What you need to know about your student contract, before making any decisions.

  • Posted Wed, Jan 13, 2021 2:30 PM

When you moved into your new student home, you would have been asked to sign a contract.

This is a legally binding document, that may have some serious consequences if you choose to break any of the terms and conditions of the contract, for any reason. 

We know many students feel strongly about their situation at the moment, in regards to not being able to return to campus, but still being expected to pay rent and bills, even if you are not living there.

Before you take any action, The Union urges you to read the terms and conditions of your contract, to make sure you don't end up in a potentially worse situation!

Contracts can be complicated and difficult to understand - if there is something which you are not sure about - ASK!

Is your contract joint liability or individual liability? Depending on your contract, your course of action may have consequences for your housemates too!

Most landlords or agents, especially when renting to students, use a Assured Shorthold Tenancy Agreement

This usually means that your contract for the property is for a fixed term of 12 months.

If you signed this type of fixed term contract when you moved in, you are liable to pay rent for the full period.

There are rare occasions where there is a specific clause allowing you to give notice to quit/ terminate your contract early. This is why you need to read your contract carefully before deciding a course of action. 

As part of this type of contract, this means that you as a tenant have exclusive possession of the property. The landlord/agent can access the property (for repairs or inspections), but you should be given notice and they should only call during reasonable working hours.
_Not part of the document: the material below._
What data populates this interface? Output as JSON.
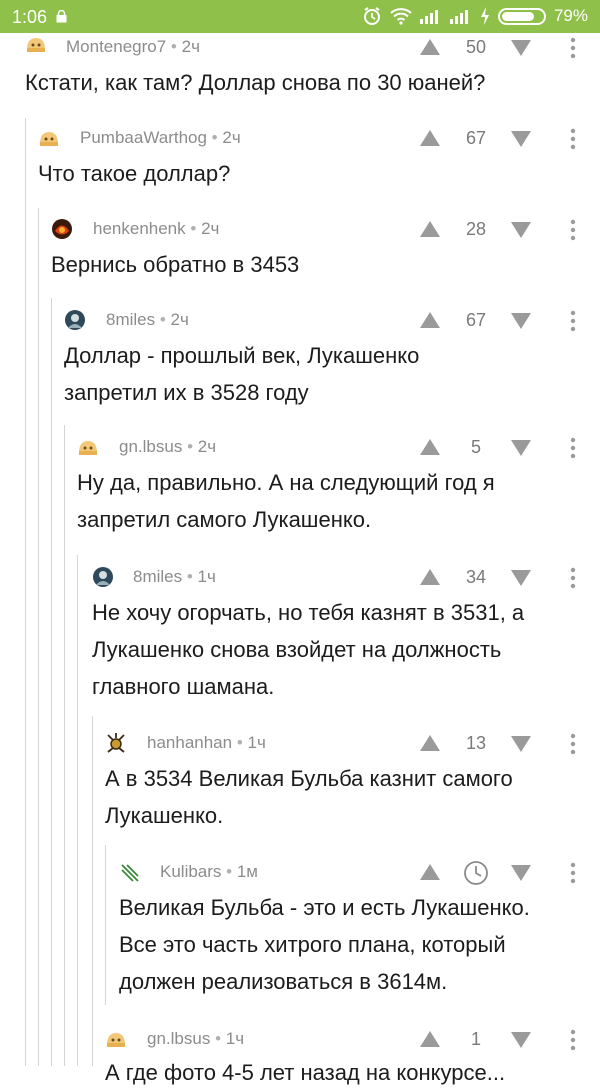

Landlords are not free to write into contracts any terms and conditions they want. 

They are restricted in what they can do by the Unfair Terms in Consumer Contracts Regulations (1999), which apply to all rented tenancies. 

Any clauses deemed unfair could be unenforceable. This only refers to the standard terms of a contract (not clauses that have been separately negotiated). 

Examples of Unfair Terms could be:

  • Penalty charges
  • Exclusion by the landlord/agent of accepting responsibility for loss or damage to personal property 
  • Ambiguous legal clauses

If you have any questions or queries, you can contact the Competition and Markets Authority (formerly the Office of Fair Trading) or the Students' Union Advice Service, or the University Housing Support.

As part of your agreement, you may have been asked for someone to be your guarantor - most likely your parents or a guardian. 

It is also important to understand that if you entered into a contract with joint liability and your guarantor signed a general guarantee, there is a significant financial risk to your guarantor.

It is important that both you and your guarantor understands that if you default on rent or the cost of damage they will be responsible for making payment.

If another tenant moves out or fails to pay the rent, your guarantor could be taken to court under the terms of the guarantee, even if you have paid your rent.

Check your contract and see if your guarantor will be liable if you or any of your housemates decide to take action.

The first thing you can do is speak to your housemates about what course of action you want to take, to make sure you're all in agreement.

You can then email your landlord about negotiating the terms of your agreement. You could ask for a reduction in rent and/or bills whilst you are not occupying your student house. 

We have a template which you can use for this - check it out here

You can speak to the Union Advice Service or the University Housing Support Service, who can offer advice and guidance. 

You can also check out our Renters Rights Pack - created by your Elected Officer Hayley, which has all the information you need to know about your rights as a renter.

Remember: It has been a difficult time for everyone - your landlord is human too! Speak with care and consideration, and hope that they pay you the same courtesy.